The Bachelor's Perfect Match

By: Kathryn Springer


At nine o’clock on Monday morning, Maddie Montgomery brewed a cup of Earl Gray tea and opened the Castle Falls Library, ready for another quiet, ordinary day.

And then someone dropped a pirate off at her door.

A slightly disheveled pirate in flannel and faded denim, wearing a rakish patch over one eye and brandishing an aluminum crutch instead of a cutlass.

Although Aiden Kane, the youngest of the three Kane brothers, somehow managed to make the slightly disheveled part look good.

Through the narrow, two-inch gap that separated the poetry section from the biographies, Maddie watched Aiden limp past the circulation desk, each strike of his crutch against the hardwood floor fracturing the peaceful silence in the room. He lurched to a stop a few feet from where she stood and lifted his head to look around.

Fortunately, the bookcases that shielded Maddie from view also muffled the gasp that slipped from her lips.

Mottled bruises ranging in color from pale ochre to deep mauve bloomed on his jaw, reminding Maddie of the abstract painting above the fireplace in the conference room. A sling cradled the cast on Aiden’s left arm, and the bulky outline of a bandage distorted one leg of his jeans, making his knee appear double its normal size.

Maddie knew he’d been injured in an accident, but she hadn’t actually seen the extent of those injuries until now.

In a community the size of Castle Falls, which didn’t bother with a Neighborhood Watch program because everyone kept a close watch on their neighbors anyway, Aiden had been the main topic of conversation over the past week. According to the rumors, his pickup truck had left the road, sailed over the ditch and rolled several times before landing upside down—a hair’s breadth away from a towering white pine that had planted its roots in the soil of Michigan’s Upper Peninsula long before the town founders.

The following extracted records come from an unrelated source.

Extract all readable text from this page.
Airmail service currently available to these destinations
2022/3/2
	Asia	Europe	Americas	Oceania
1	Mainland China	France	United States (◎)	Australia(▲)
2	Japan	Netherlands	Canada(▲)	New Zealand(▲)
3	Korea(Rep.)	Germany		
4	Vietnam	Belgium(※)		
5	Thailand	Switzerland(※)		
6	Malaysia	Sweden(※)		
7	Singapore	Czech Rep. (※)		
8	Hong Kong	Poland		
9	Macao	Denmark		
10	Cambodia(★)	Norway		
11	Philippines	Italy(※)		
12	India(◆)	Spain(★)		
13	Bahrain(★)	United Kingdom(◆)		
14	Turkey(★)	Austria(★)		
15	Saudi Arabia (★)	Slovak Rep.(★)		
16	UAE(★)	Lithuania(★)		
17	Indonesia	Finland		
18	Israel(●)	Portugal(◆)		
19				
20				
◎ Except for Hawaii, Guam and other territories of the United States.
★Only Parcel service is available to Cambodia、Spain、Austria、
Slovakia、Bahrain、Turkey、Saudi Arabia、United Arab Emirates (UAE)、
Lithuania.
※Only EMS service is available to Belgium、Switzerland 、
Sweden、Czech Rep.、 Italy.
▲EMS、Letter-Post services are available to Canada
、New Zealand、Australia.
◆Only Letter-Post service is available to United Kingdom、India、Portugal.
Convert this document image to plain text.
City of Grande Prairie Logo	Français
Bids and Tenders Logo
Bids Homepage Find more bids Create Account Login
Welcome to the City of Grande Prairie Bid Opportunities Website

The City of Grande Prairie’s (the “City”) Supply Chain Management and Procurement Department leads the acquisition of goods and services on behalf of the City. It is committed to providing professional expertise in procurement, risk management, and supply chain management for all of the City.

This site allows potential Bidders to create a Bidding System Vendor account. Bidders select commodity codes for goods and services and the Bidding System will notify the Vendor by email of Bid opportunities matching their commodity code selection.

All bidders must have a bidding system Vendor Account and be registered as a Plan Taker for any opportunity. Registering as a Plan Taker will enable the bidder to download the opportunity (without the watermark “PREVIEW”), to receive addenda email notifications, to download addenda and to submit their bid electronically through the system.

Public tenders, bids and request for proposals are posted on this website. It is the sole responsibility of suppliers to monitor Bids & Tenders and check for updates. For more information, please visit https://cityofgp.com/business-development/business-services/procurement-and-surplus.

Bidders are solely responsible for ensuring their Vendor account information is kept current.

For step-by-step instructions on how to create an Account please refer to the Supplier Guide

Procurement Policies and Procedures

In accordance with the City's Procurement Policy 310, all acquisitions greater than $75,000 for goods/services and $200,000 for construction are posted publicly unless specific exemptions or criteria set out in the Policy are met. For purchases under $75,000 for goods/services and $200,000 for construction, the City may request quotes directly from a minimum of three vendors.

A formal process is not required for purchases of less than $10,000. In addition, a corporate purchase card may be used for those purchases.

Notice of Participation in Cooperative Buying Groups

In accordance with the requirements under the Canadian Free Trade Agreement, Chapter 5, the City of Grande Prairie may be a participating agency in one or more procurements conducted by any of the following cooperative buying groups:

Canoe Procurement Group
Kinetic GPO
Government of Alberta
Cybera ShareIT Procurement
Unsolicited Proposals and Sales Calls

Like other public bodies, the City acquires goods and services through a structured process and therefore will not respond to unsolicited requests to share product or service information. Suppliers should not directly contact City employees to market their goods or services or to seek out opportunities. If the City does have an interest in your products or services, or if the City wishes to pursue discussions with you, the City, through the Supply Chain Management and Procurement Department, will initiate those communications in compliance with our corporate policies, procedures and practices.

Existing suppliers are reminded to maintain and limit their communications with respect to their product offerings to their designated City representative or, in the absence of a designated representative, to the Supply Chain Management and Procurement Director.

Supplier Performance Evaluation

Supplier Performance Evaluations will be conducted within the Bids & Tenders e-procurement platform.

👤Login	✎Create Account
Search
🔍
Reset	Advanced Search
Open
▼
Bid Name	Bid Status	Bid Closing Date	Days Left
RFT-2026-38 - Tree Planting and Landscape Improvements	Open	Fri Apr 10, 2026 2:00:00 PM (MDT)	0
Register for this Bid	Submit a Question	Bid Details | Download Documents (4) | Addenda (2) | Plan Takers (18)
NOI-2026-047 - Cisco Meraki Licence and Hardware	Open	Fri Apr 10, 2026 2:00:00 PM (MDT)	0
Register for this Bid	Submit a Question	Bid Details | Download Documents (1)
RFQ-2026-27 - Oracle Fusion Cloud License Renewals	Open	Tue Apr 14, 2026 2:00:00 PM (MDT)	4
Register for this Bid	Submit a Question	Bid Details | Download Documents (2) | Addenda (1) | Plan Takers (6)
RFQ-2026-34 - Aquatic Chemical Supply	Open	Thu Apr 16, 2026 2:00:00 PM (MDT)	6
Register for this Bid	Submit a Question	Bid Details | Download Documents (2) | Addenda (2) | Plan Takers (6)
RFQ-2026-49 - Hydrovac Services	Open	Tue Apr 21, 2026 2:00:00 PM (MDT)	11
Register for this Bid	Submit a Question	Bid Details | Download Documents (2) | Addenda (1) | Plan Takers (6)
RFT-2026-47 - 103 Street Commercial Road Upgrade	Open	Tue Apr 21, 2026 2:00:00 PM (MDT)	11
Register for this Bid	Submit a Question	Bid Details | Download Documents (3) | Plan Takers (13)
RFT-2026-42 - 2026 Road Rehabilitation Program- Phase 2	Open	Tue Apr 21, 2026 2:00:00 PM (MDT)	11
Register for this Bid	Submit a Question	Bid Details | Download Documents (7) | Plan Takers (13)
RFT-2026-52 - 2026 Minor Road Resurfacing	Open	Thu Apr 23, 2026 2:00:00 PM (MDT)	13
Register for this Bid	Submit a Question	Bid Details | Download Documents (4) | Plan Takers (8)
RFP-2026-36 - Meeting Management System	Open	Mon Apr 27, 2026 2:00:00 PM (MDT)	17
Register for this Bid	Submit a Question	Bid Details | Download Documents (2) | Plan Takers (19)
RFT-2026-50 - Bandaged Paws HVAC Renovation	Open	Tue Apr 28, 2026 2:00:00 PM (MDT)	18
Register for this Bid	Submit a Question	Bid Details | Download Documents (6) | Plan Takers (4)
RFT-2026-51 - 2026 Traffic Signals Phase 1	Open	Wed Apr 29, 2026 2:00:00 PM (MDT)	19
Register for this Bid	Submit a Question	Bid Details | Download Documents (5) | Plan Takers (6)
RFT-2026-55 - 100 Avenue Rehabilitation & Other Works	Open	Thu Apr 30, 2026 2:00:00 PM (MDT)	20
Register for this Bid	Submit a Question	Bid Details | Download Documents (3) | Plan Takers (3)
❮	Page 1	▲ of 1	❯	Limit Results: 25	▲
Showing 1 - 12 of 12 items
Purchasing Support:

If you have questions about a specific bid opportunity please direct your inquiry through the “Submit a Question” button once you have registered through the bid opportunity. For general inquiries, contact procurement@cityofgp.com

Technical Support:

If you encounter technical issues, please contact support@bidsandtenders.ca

Aiden had a reputation for being a bit of a daredevil, so no one seemed surprised the accident had happened. Actually, based on the whispered comments Maddie had overheard in the reading nook, people were more surprised it hadn’t happened sooner.

Maddie studied the marks on Aiden’s handsome face, her stomach turning a slow cartwheel when she considered what the outcome might have been if his pickup had actually connected with that tree.

Aiden and his two older brothers, along with their adoptive mom, Sunni Mason, ran Castle Falls Outfitters a few miles outside town. When Aiden wasn’t testing the canoes the family built and sold, he hired out his services as an instructor and guide. From what Maddie heard, the man spent more time on the river than he did on land.

And it showed.

He was healthy and outgoing and strong…and, to be honest, more than a little intimidating to a girl who would have happily laid claim to even one of those three things.

Aiden reached up to bat at a swatch of black hair that had slipped over his eye, and Maddie heard an audible thunk when the cast connected with his forehead. For some reason that small but sweetly vulnerable gesture, coupled with Aiden’s quiet huff of frustration, made Maddie forget her own insecurities.

She straightened the collar of her black-and-white houndstooth dress and stepped out from behind the bookcase.

“Good morning.”

Aiden pivoted toward her, and the tip of his crutch caught the edge of the rug that divided the aisle from the children’s area. Maddie had never regarded it as a potential hazard until Aiden began to teeter. He tried to steady himself, and Maddie automatically reached out to do the same.

The muscles in Aiden’s biceps, sculpted from hours spent paddling canoes and doing other outdoorsy things, contracted beneath her fingertips.

Suddenly, he didn’t look so vulnerable anymore. He didn’t look like the Aiden whom Maddie saw at New Life Fellowship on Sunday mornings, either. The one with the mischievous blue eyes and a smile that charmed every female between the ages of one and one hundred as he sauntered into the sanctuary.

Maybe because he wasn’t smiling at all.

Maddie let go.

“Can I help you find something?” She tried not to stare at the jagged red scratches that fanned out from the gauze bandage over Aiden’s left eye like cracks on a windowpane.

“No. I’m…waiting for someone.”

Well, that explained a lot. His presence, for starters. In the five years since Maddie had taken Mrs. Whitman’s place as head librarian, she couldn’t remember Aiden ever once setting foot through the door of the library.

“The chairs by the window are pretty comfortable.” Maddie pointed to the reading nook in the corner. “And it happens to be prime real estate because it’s located right next to the coffeepot.”

Maddie had purposely set up the area to resemble a living room. Leather chairs with wide arms and generous laps circled the glass-topped coffee table. An oak buffet that had once belonged to Maddie’s maternal grandmother had been converted into a beverage station, the drawers containing everything from packages of tea to colorful, hand-stamped bookmarks.